Once standardized, datasets are then integrated into a standardized database having a minimum set of terms required for sharing biodiversity data and metadata across a wide variety of biodiversity applications (Simple Darwin Core standards).


⚠️IMPORTANT:

Installation

Check here how to install the bdc package

Read the configuration table

Read an example of the configuration table. You can download the table by clicking on the “CSV” button. We demonstrate the usefulness of the package using a database of terrestrial plant species occurring in Brazil.

metadata <-
  readr::read_csv(system.file("extdata/Config/DatabaseInfo.csv",
                              package = "bdc"),
                  show_col_types = FALSE)

NOTE: Remember to change the column “fileName” for the path containing the input files and perform all modifications needed in the configuration table before executing bdc_standardize_datasets.



The standardized database embodies information on species taxonomy, geolocation, date of collection, and other relevant context information. Each field is classified in three categories according to its importance to run the function: i) required, i.e., the minimum information necessary to run the function, ii) recommended, i.e., not mandatory but having important details on species records, and iii) additional, i.e., information potentially useful for detailed data analyses.

Below are listed the specifications of each field of the configuration table:


config_description <-
  readr::read_csv(system.file("extdata/Config/DatabaseInfo_description.csv", package = "bdc"), show_col_types = FALSE)

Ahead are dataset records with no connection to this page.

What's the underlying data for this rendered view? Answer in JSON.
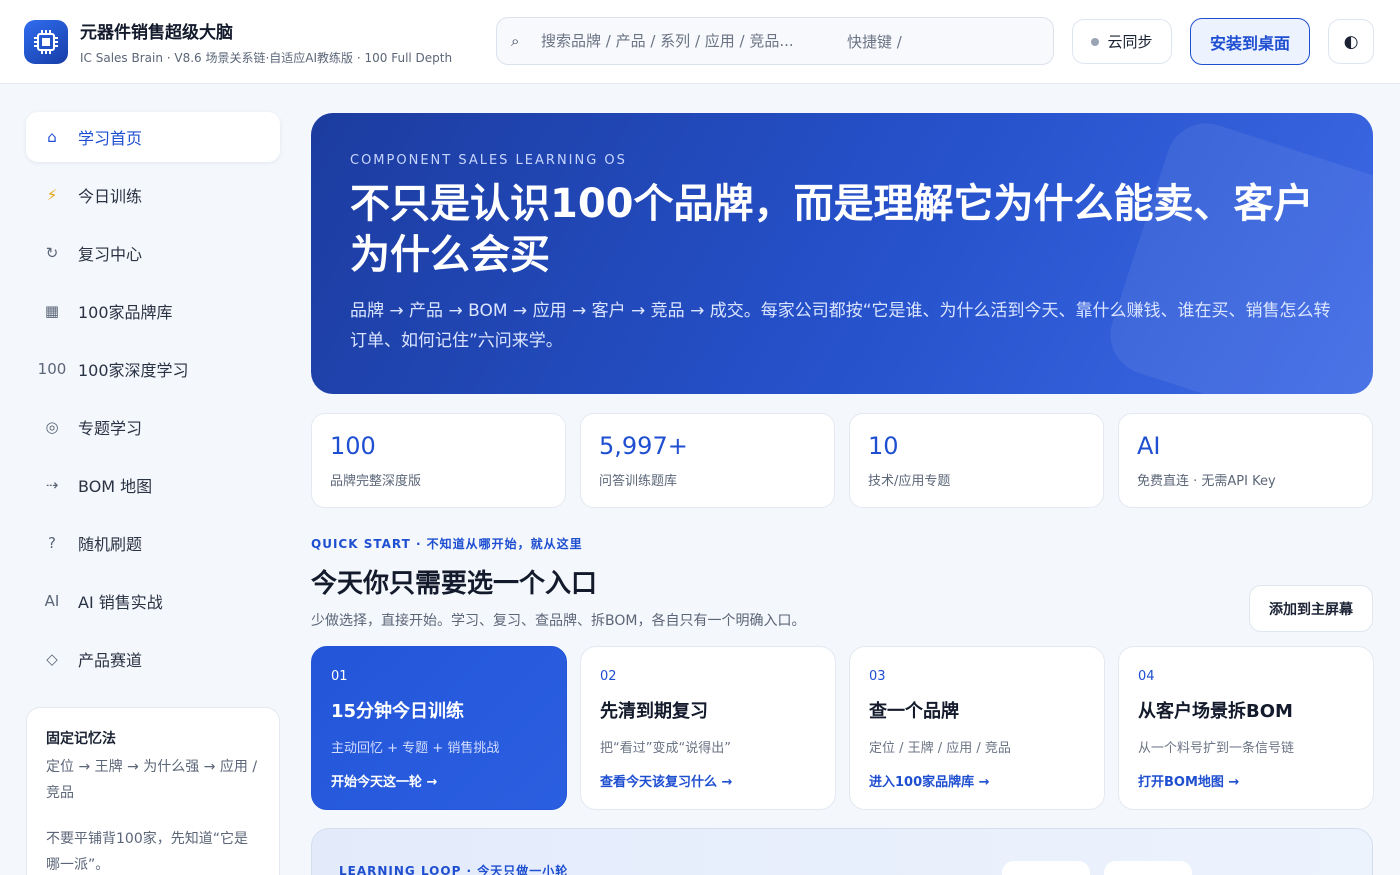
{
  "header": {
    "app_title": "元器件销售超级大脑",
    "app_subtitle": "IC Sales Brain · V8.6 场景关系链·自适应AI教练版 · 100 Full Depth",
    "search_placeholder": "搜索品牌 / 产品 / 系列 / 应用 / 竞品...",
    "search_hint": "快捷键 /",
    "sync_label": "云同步",
    "install_label": "安装到桌面",
    "theme_icon": "◐"
  },
  "sidebar": {
    "items": [
      {
        "icon": "⌂",
        "label": "学习首页",
        "active": true
      },
      {
        "icon": "⚡",
        "label": "今日训练"
      },
      {
        "icon": "↻",
        "label": "复习中心"
      },
      {
        "icon": "▦",
        "label": "100家品牌库"
      },
      {
        "icon": "100",
        "label": "100家深度学习"
      },
      {
        "icon": "◎",
        "label": "专题学习"
      },
      {
        "icon": "⇢",
        "label": "BOM 地图"
      },
      {
        "icon": "?",
        "label": "随机刷题"
      },
      {
        "icon": "AI",
        "label": "AI 销售实战"
      },
      {
        "icon": "◇",
        "label": "产品赛道"
      }
    ],
    "memory_card": {
      "title": "固定记忆法",
      "text": "定位 → 王牌 → 为什么强 → 应用 / 竞品",
      "text2": "不要平铺背100家，先知道“它是哪一派”。"
    }
  },
  "hero": {
    "kicker": "COMPONENT SALES LEARNING OS",
    "title": "不只是认识100个品牌，而是理解它为什么能卖、客户为什么会买",
    "description": "品牌 → 产品 → BOM → 应用 → 客户 → 竞品 → 成交。每家公司都按“它是谁、为什么活到今天、靠什么赚钱、谁在买、销售怎么转订单、如何记住”六问来学。"
  },
  "stats": [
    {
      "value": "100",
      "label": "品牌完整深度版"
    },
    {
      "value": "5,997+",
      "label": "问答训练题库"
    },
    {
      "value": "10",
      "label": "技术/应用专题"
    },
    {
      "value": "AI",
      "label": "免费直连 · 无需API Key"
    }
  ],
  "quick_start": {
    "kicker": "QUICK START · 不知道从哪开始，就从这里",
    "title": "今天你只需要选一个入口",
    "subtitle": "少做选择，直接开始。学习、复习、查品牌、拆BOM，各自只有一个明确入口。",
    "add_home_label": "添加到主屏幕",
    "cards": [
      {
        "num": "01",
        "title": "15分钟今日训练",
        "desc": "主动回忆 + 专题 + 销售挑战",
        "link": "开始今天这一轮 →"
      },
      {
        "num": "02",
        "title": "先清到期复习",
        "desc": "把“看过”变成“说得出”",
        "link": "查看今天该复习什么 →"
      },
      {
        "num": "03",
        "title": "查一个品牌",
        "desc": "定位 / 王牌 / 应用 / 竞品",
        "link": "进入100家品牌库 →"
      },
      {
        "num": "04",
        "title": "从客户场景拆BOM",
        "desc": "从一个料号扩到一条信号链",
        "link": "打开BOM地图 →"
      }
    ]
  },
  "learning_loop": {
    "kicker": "LEARNING LOOP · 今天只做一小轮"
  }
}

Standardization and integration of datasets

Note that the standardized database integrating all dataset can be saved in the folder “Output/Intermediate” as “00_merged_database” if save_database = TRUE . The database is saved with a “csv” or “qs” extension, being “qs” a helpful format for quickly saving and reading large databases. “qs” files can be read using the function “qread” from the “qs” package.

database <- 
bdc_standardize_datasets(metadata = metadata,
                         format = "csv",
                         overwrite = TRUE, 
                         save_database = TRUE)

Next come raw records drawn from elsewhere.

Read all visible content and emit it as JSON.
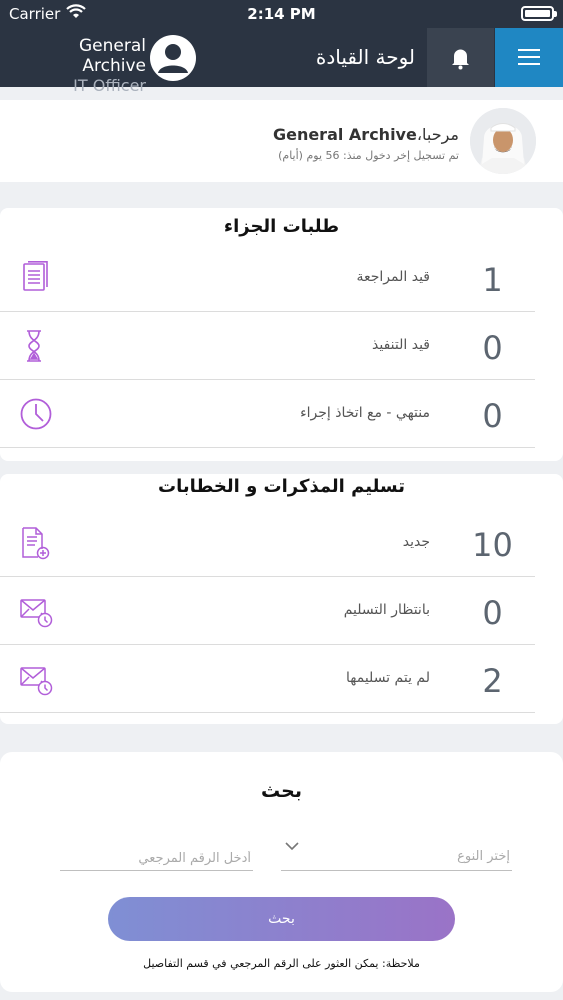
{
  "status_bar": {
    "carrier": "Carrier",
    "time": "2:14 PM"
  },
  "nav": {
    "user_name": "General Archive",
    "user_role": "IT Officer",
    "title": "لوحة القيادة",
    "icons": {
      "avatar": "user-circle-icon",
      "bell": "bell-icon",
      "menu": "hamburger-menu-icon"
    },
    "colors": {
      "bar": "#2b3442",
      "menu_button": "#1f87c3"
    }
  },
  "welcome": {
    "greeting": "مرحبا،",
    "name": "General Archive",
    "last_login": "تم تسجيل إخر دخول منذ: 56 يوم (أيام)"
  },
  "penalty_requests": {
    "title": "طلبات الجزاء",
    "rows": [
      {
        "label": "قيد المراجعة",
        "count": "1",
        "icon": "document-list-icon"
      },
      {
        "label": "قيد التنفيذ",
        "count": "0",
        "icon": "hourglass-icon"
      },
      {
        "label": "منتهي - مع اتخاذ إجراء",
        "count": "0",
        "icon": "clock-icon"
      }
    ]
  },
  "memos_delivery": {
    "title": "تسليم المذكرات و الخطابات",
    "rows": [
      {
        "label": "جديد",
        "count": "10",
        "icon": "new-document-icon"
      },
      {
        "label": "بانتظار التسليم",
        "count": "0",
        "icon": "mail-clock-icon"
      },
      {
        "label": "لم يتم تسليمها",
        "count": "2",
        "icon": "mail-clock-icon"
      }
    ]
  },
  "icon_color": "#b15ed9",
  "search": {
    "title": "بحث",
    "type_placeholder": "إختر النوع",
    "ref_placeholder": "أدخل الرقم المرجعي",
    "button_label": "بحث",
    "note": "ملاحظة: يمكن العثور على الرقم المرجعي في قسم التفاصيل"
  }
}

#>  0sStandardizing AT_EPIPHYTES file                  
#>  0s 0sStandardizing BIEN file              
#>  0s 0sStandardizing DRYFLOR file                                                         
#>  0s 0sStandardizing GBIF file       
#>  0s 0sStandardizing ICMBIO file           
#>  0s 0sStandardizing IDIGBIO file              
#>  0s 0sStandardizing NEOTROPTREE file              
#>  0s 0sStandardizing SIBBR file               
#>  0s 0sStandardizing SPECIESLINK file
#>  
#> C:/Users/Bruno R. Ribeiro/Desktop/bdc/Output/Intermediate/00_merged_database.csv was created

An example of a standardized database containing the required field to run the bdc package.